Argentine leaders still in the dark over massive power cut
‘We’re all asking why this system didn’t act as it normally does, because failures like this happen every day’
The lights were back on across virtually all of Argentina and neighbours Paraguay and Uruguay on Monday morning, according to Argentine energy officials, though the cause of Sunday’s massive blackout remains a mystery.
Argentina’s grid collapsed early on Sunday morning, cuting power to tens of millions of people in South America, hobbling phone and internet communication regionwide and shuting down YPF SA’S La Plata refinery, Argentina’s largest.
A source with Argentina’s Energy Secretariat told Reuters that a failure in high tension transmission lines had “destabilized” the Yacyretá y Salto Grande power plants had caused the outage.
But the precise catalyst for the chain reaction that eventually blacked out much of the southern half of South American is still unclear, according to Energy Secretary Gustavo Lopetegui.
“We’re all asking why this system didn’t act as it normally does, because failures like this happen every day,” Lopetegui told local radio station La Red.
Lopetegui said that the results of an investigation into the causes of the blackout were due in 15 days, but said it was impossible that such a widespread outage could occur again.
Residents of Buenos Aires, a city of nearly 16 million, awoke on Father´s Day to a nearly entirely dark city. Power trickled back over several hours there and across much of Argentina, and was fully restored by around 9:30p.m. local time, according to the Energy Secretariat.
Argentina’s grid “collapsed” around 7 am (1100 GMT), leaving the entire country without power, Argentina’s Energy Secretariat said. The outage also cut electricity to much of neighboring Uruguay and swaths of Paraguay, and shut down YPF SA’S La Plata refinery, Argentina’s largest.
Power had returned to nearly 90 percent of Argentina by early on Sunday evening and to virtually all of Uruguay and Paraguay, officials in each country said.
Macri´s energy secretary, Gustavo Lopetegui, told reporters earlier in the day that the blackout started with a failure in the country´s “interconnection system,” known as SADI, but said the root cause of the outage remained unknown and that results of a full investigation would not be available for 10 to 15 days.
“There was a failure in the system, the kind that happens regularly in Argentina and other countries,” said Lopetegui, adding that “a chain of events that took place later ... caused a total disruption.”
“This case is unprecedented and will be deeply investigated,” Macri said on social media.
The blackout comes amid a deepening economic crisis in Argentina that has plunged nearly a third of the country into poverty, pushed interest rates skyward and sent the peso tumbling against the dollar, prompting mass protests throughout the country.

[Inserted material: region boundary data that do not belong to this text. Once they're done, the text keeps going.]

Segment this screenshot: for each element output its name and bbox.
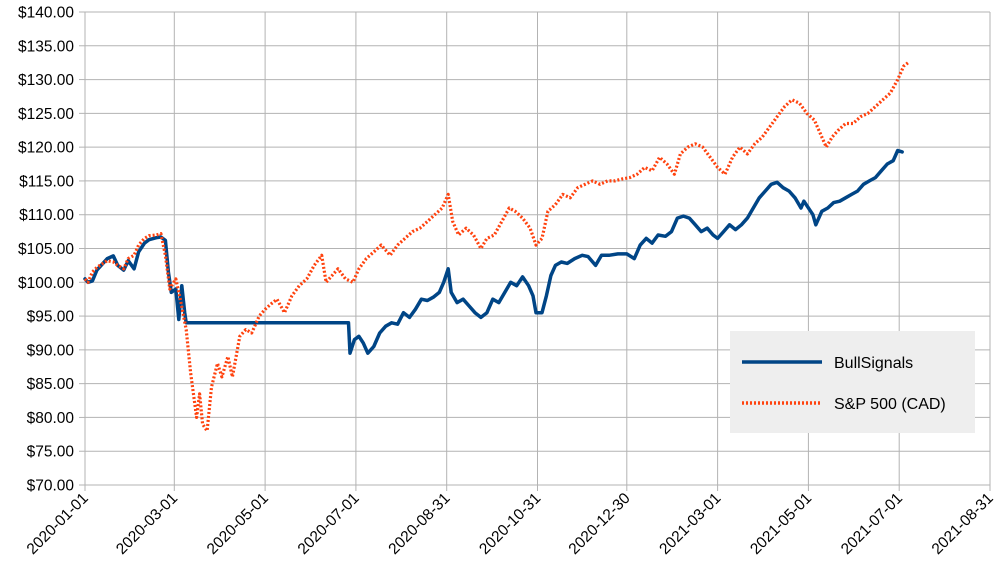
legend-label-sp500: S&P 500 (CAD) — [834, 396, 946, 413]
y-axis-tick-labels: $70.00 $75.00 $80.00 $85.00 $90.00 $95.00 $100… — [18, 5, 74, 495]
y-tick-label: $90.00 — [27, 342, 75, 359]
y-tick-label: $110.00 — [19, 207, 74, 224]
y-tick-label: $140.00 — [18, 5, 74, 22]
series-line-sp500 — [83, 61, 910, 433]
y-tick-label: $105.00 — [18, 241, 74, 258]
y-tick-label: $70.00 — [27, 478, 75, 495]
legend-box — [730, 331, 975, 433]
series-lines — [83, 61, 910, 433]
y-tick-label: $80.00 — [27, 410, 75, 427]
y-tick-label: $120.00 — [18, 140, 74, 157]
y-tick-label: $95.00 — [27, 309, 75, 326]
y-tick-label: $130.00 — [18, 72, 74, 89]
y-tick-label: $85.00 — [27, 376, 75, 393]
y-tick-label: $75.00 — [27, 444, 75, 461]
y-tick-label: $115.00 — [19, 173, 74, 190]
legend: BullSignals S&P 500 (CAD) — [730, 331, 975, 433]
legend-label-bullsignals: BullSignals — [834, 355, 913, 372]
y-tick-label: $100.00 — [18, 275, 74, 292]
y-tick-label: $125.00 — [18, 106, 74, 123]
y-tick-label: $135.00 — [18, 38, 74, 55]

Residents of Buenos Aires, a city of nearly 16 million, awoke on Father´s Day to a nearly entirely dark city. The blackout hobbled public transportation, cut off water supplies and crippled phone and internet communications for much of the day.
Images from social media showed long lines of cars at the few service stations still in operation in Argentina’s largest city and traffic lights dim, creating chaos in places even on a normally quiet Sunday.
“The city is a disaster. There are no traffic lights. Stores aren’t open. It spoiled Father’s Day,” said 75-year-old retiree Liliana Comis. Speculation abounded on social media about the causes of the blackout, as well as sharp rebukes by critics of Macri, who is running for re-election later this year in a hotly contested race.
“Millions of Argentines, who have had to pay astronomical rates for electricity to benefit those in power, are still waiting for power to return to their homes,” Alberto Fernandez, a Peronist presidential candidate, said in a tweet on Sunday aternoon.
The blackout also renewed questions about the vulnerability of parts of the South American grid, which transcends borders and connects many of the region´s largest economies.
A similarly massive outage in Brazil in 2009, caused by a failure at the country´s sprawling Itaipu hydroelectric plant, cut power to tens of millions and led to calls for Brazil to beef up its energy infrastructure.
A spokesman for Argentine state oil company YPF told Reuters that its La Plata refinery, a critical link in the country’s oil infrastructure, had been temporarily shut down following the outage.